Kunduz University
- President: Abdul Hadi Hemat
- Location: Kunduz, Kunduz Province, Afghanistan 36°42′42″N 68°51′48″E﻿ / ﻿36.7117°N 68.8634°E
- Website: kundoz.edu.af

= Kunduz University =

University in Kunduz, Afghanistan

Kunduz University (پوهنتون قندوز, د کندز پوهنتون) is a public university in Kunduz, which is the capital of Kunduz Province in northeastern Afghanistan. It was established as a teacher training center in 1967, and became an institution of higher learning in 1994.

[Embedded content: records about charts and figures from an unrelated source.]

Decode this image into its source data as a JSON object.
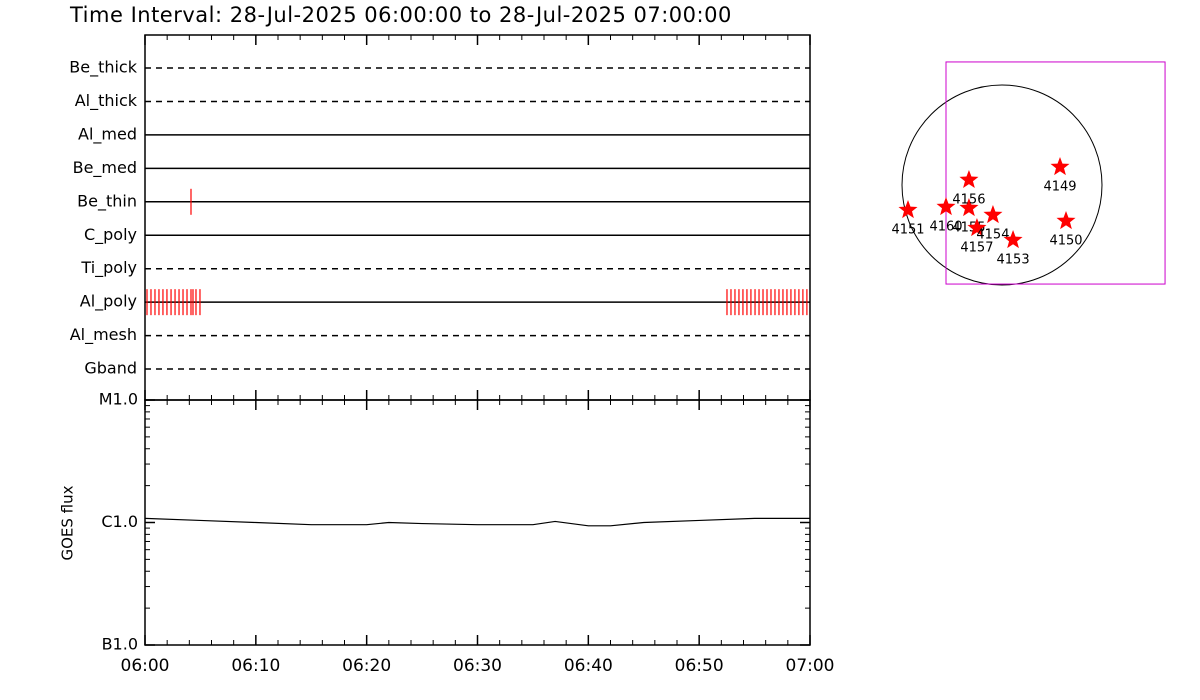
{
  "chart_data": [
    {
      "type": "timeline",
      "title": "Time Interval: 28-Jul-2025 06:00:00 to 28-Jul-2025 07:00:00",
      "xlim": [
        0,
        60
      ],
      "color": "#ff0000",
      "rows": [
        {
          "name": "Be_thick",
          "style": "dashed",
          "times": []
        },
        {
          "name": "Al_thick",
          "style": "dashed",
          "times": []
        },
        {
          "name": "Al_med",
          "style": "solid",
          "times": []
        },
        {
          "name": "Be_med",
          "style": "solid",
          "times": []
        },
        {
          "name": "Be_thin",
          "style": "solid",
          "times": [
            4.15
          ]
        },
        {
          "name": "C_poly",
          "style": "solid",
          "times": []
        },
        {
          "name": "Ti_poly",
          "style": "dashed",
          "times": []
        },
        {
          "name": "Al_poly",
          "style": "solid",
          "times": [
            0.18,
            0.54,
            0.9,
            1.26,
            1.62,
            1.98,
            2.35,
            2.71,
            3.07,
            3.43,
            3.79,
            4.15,
            4.33,
            4.6,
            4.96,
            52.51,
            52.87,
            53.23,
            53.59,
            53.95,
            54.31,
            54.67,
            55.04,
            55.4,
            55.76,
            56.12,
            56.48,
            56.84,
            57.2,
            57.56,
            57.92,
            58.28,
            58.64,
            59.0,
            59.36,
            59.72
          ]
        },
        {
          "name": "Al_mesh",
          "style": "dashed",
          "times": []
        },
        {
          "name": "Gband",
          "style": "dashed",
          "times": []
        }
      ]
    },
    {
      "type": "line",
      "ylabel": "GOES flux",
      "x": [
        0,
        5,
        10,
        15,
        20,
        22,
        25,
        30,
        35,
        37,
        40,
        42,
        45,
        50,
        55,
        60
      ],
      "values": [
        1.08e-06,
        1.04e-06,
        1e-06,
        9.6e-07,
        9.6e-07,
        1e-06,
        9.8e-07,
        9.6e-07,
        9.6e-07,
        1.02e-06,
        9.4e-07,
        9.4e-07,
        1e-06,
        1.04e-06,
        1.08e-06,
        1.08e-06
      ],
      "color": "#000000",
      "xlim": [
        0,
        60
      ],
      "xticks": [
        {
          "value": 0,
          "label": "06:00"
        },
        {
          "value": 10,
          "label": "06:10"
        },
        {
          "value": 20,
          "label": "06:20"
        },
        {
          "value": 30,
          "label": "06:30"
        },
        {
          "value": 40,
          "label": "06:40"
        },
        {
          "value": 50,
          "label": "06:50"
        },
        {
          "value": 60,
          "label": "07:00"
        }
      ],
      "ylim": [
        1e-07,
        1e-05
      ],
      "yticks": [
        {
          "value": 1e-07,
          "label": "B1.0"
        },
        {
          "value": 1e-06,
          "label": "C1.0"
        },
        {
          "value": 1e-05,
          "label": "M1.0"
        }
      ],
      "log_y": true
    },
    {
      "type": "map",
      "solar_radius": 950,
      "fov": [
        -532,
        -941,
        1549,
        1169
      ],
      "fov_color": "#cc00cc",
      "color": "#ff0000",
      "regions": [
        {
          "name": "4149",
          "x": 551,
          "y": 171
        },
        {
          "name": "4150",
          "x": 608,
          "y": -342
        },
        {
          "name": "4151",
          "x": -893,
          "y": -238
        },
        {
          "name": "4160",
          "x": -532,
          "y": -209
        },
        {
          "name": "4155",
          "x": -314,
          "y": -219
        },
        {
          "name": "4156",
          "x": -314,
          "y": 48
        },
        {
          "name": "4157",
          "x": -238,
          "y": -409
        },
        {
          "name": "4154",
          "x": -86,
          "y": -285
        },
        {
          "name": "4153",
          "x": 105,
          "y": -523
        }
      ]
    }
  ]
}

Kunduz University which is one of top 11 universities of Afghanistan is a co-education institute. Since 2003 Kunduz University has offered more than 8,000 graduates, including 1,500 women.

== Faculties==
The following faculties are available at Kunduz University:
1. Sharia
2. General Medicine
3. Stomatology
4. Law and Political Science
5. Economics
6. Computer Science
7. Education
8. Veterinary Medicine
9. Agriculture

== Human rights symposiums ==
Kunduz University is also used for symposiums organized by UNAMA and other international organizations, such as “PROTECTING HUMAN RIGHTS IN AFGHANISTAN” in December 2019 in which more than 100 Kunduz students took part.